The French Senate recognized the Holodomor as a genocide of the Ukrainian people


The French Senate, following the lower house of parliament, the National Assembly, approved a resolution recognizing the Holodomor of 1932-1933 as a genocide of the Ukrainian people.

327 out of 343 French senators voted for the resolution recognizing the Holodomor as genocide of the Ukrainian people, while the remaining 16 voted against it.

Ukrainian Foreign Minister Dmitry Kuleba thanked the French Senate for “a historic vote that restores justice and honors the memory of millions of victims.” “Such crimes must never be repeated and must never be forgotten,” the minister tweeted.

According to the authors of the resolution, the Holodomor should be recognized as genocide, given its goals of denying Ukrainian identity and the disappearance of the Ukrainian nation. “This recognition is intended to proclaim France’s unwavering commitment to respect for human dignity, to express support for the Ukrainian people and to prevent the continuation of such actions,” they note.

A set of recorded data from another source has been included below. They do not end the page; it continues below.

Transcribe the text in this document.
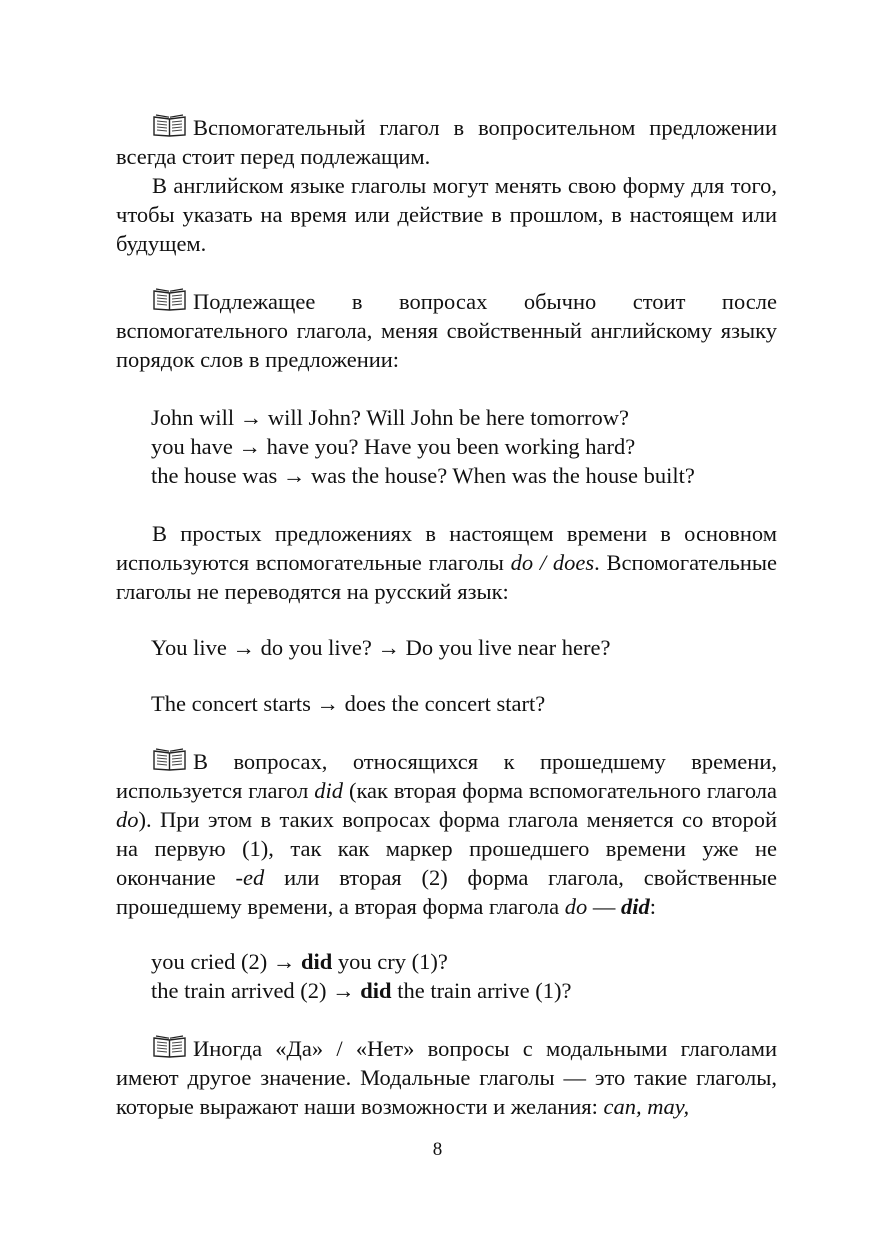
Вспомогательный глагол в вопросительном предложении всегда стоит перед подлежащим.

В английском языке глаголы могут менять свою форму для того, чтобы указать на время или действие в прошлом, в настоящем или будущем.

Подлежащее в вопросах обычно стоит после вспомогательного глагола, меняя свойственный английскому языку порядок слов в предложении:

John will → will John? Will John be here tomorrow?

you have → have you? Have you been working hard?

the house was → was the house? When was the house built?

В простых предложениях в настоящем времени в основном используются вспомогательные глаголы do / does. Вспомогательные глаголы не переводятся на русский язык:

You live → do you live? → Do you live near here?

The concert starts → does the concert start?

В вопросах, относящихся к прошедшему времени, используется глагол did (как вторая форма вспомогательного глагола do). При этом в таких вопросах форма глагола меняется со второй на первую (1), так как маркер прошедшего времени уже не окончание -ed или вторая (2) форма глагола, свойственные прошедшему времени, а вторая форма глагола do — did:

you cried (2) → did you cry (1)?

the train arrived (2) → did the train arrive (1)?

Иногда «Да» / «Нет» вопросы с модальными глаголами имеют другое значение. Модальные глаголы — это такие глаголы, которые выражают наши возможности и желания: can, may,

8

The resolution notes that “the disclosure of the atrocities and suffering to which the Ukrainian people have been subjected is part of the struggle, today, as in the past, against oblivion, for the establishment of responsibility and legitimate reparations, as well as against the repetition of these tragedies.”

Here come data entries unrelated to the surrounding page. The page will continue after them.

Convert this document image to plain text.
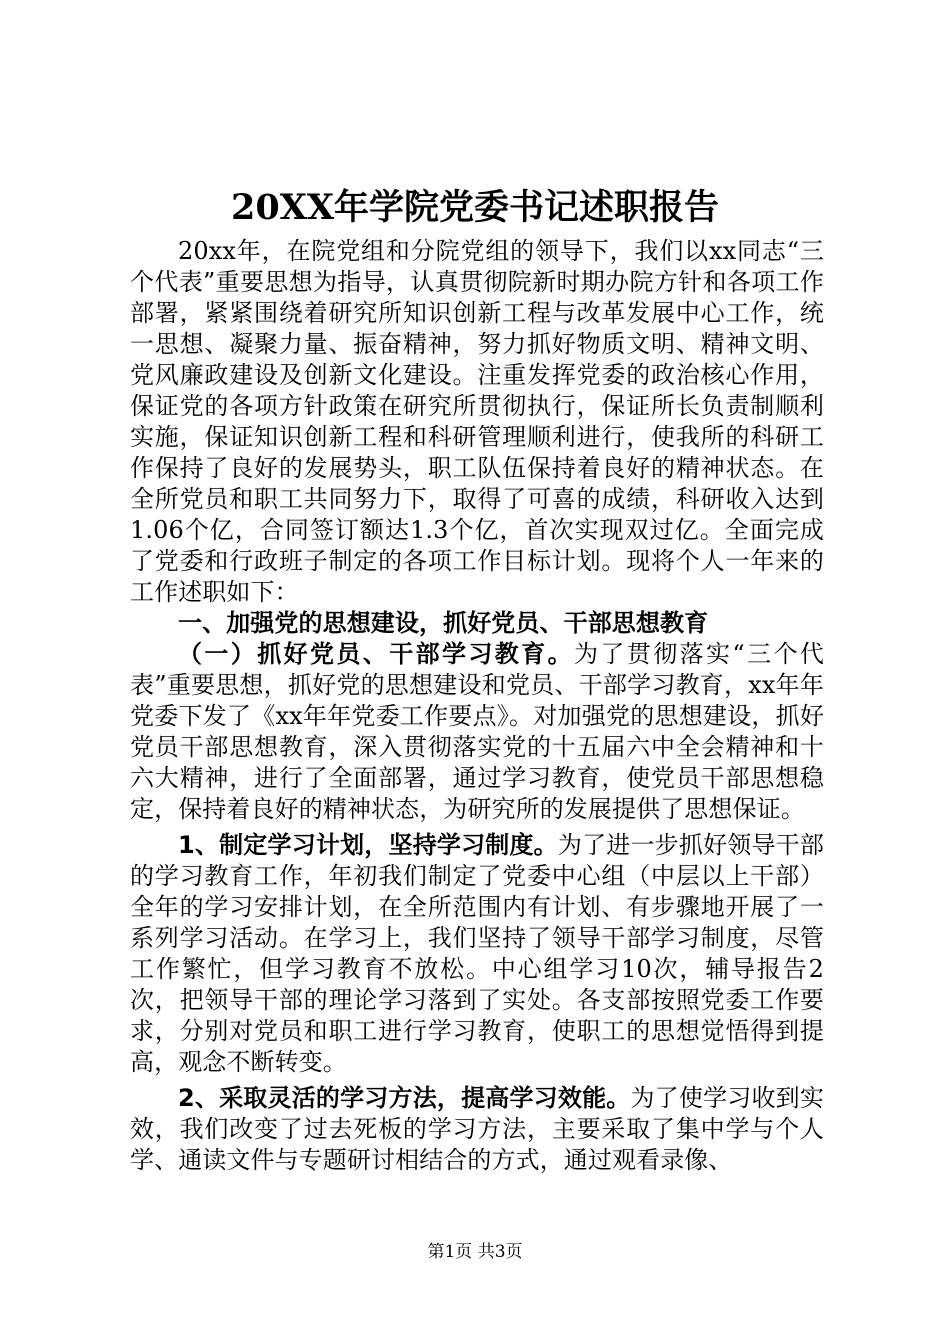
20XX年学院党委书记述职报告

20xx年，在院党组和分院党组的领导下，我们以xx同志“三个代表”重要思想为指导，认真贯彻院新时期办院方针和各项工作部署，紧紧围绕着研究所知识创新工程与改革发展中心工作，统一思想、凝聚力量、振奋精神，努力抓好物质文明、精神文明、党风廉政建设及创新文化建设。注重发挥党委的政治核心作用，保证党的各项方针政策在研究所贯彻执行，保证所长负责制顺利实施，保证知识创新工程和科研管理顺利进行，使我所的科研工作保持了良好的发展势头，职工队伍保持着良好的精神状态。在全所党员和职工共同努力下，取得了可喜的成绩，科研收入达到1.06个亿，合同签订额达1.3个亿，首次实现双过亿。全面完成了党委和行政班子制定的各项工作目标计划。现将个人一年来的工作述职如下：

一、加强党的思想建设，抓好党员、干部思想教育

（一）抓好党员、干部学习教育。为了贯彻落实“三个代表”重要思想，抓好党的思想建设和党员、干部学习教育，xx年年党委下发了《xx年年党委工作要点》。对加强党的思想建设，抓好党员干部思想教育，深入贯彻落实党的十五届六中全会精神和十六大精神，进行了全面部署，通过学习教育，使党员干部思想稳定，保持着良好的精神状态，为研究所的发展提供了思想保证。

1、制定学习计划，坚持学习制度。为了进一步抓好领导干部的学习教育工作，年初我们制定了党委中心组（中层以上干部）全年的学习安排计划，在全所范围内有计划、有步骤地开展了一系列学习活动。在学习上，我们坚持了领导干部学习制度，尽管工作繁忙，但学习教育不放松。中心组学习10次，辅导报告2次，把领导干部的理论学习落到了实处。各支部按照党委工作要求，分别对党员和职工进行学习教育，使职工的思想觉悟得到提高，观念不断转变。

2、采取灵活的学习方法，提高学习效能。为了使学习收到实效，我们改变了过去死板的学习方法，主要采取了集中学与个人学、通读文件与专题研讨相结合的方式，通过观看录像、

第1页 共3页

The document also contains a call to the French government “to publicly condemn the genocide committed by the Soviet government against the Ukrainian rural population in 1932-1933.”

Recall that the French National Assembly recognized the Holodomor of 1932-1933 as genocide of the Ukrainian people at the end of March.

In general, the Holodomor has already been recognized by the parliaments of more than two dozen countries of the world, including Europe, as a genocide of the Ukrainian people. In March, the Belgian House of Representatives, the lower house of the Belgian Parliament, and the Icelandic Parliament resorted to such a step.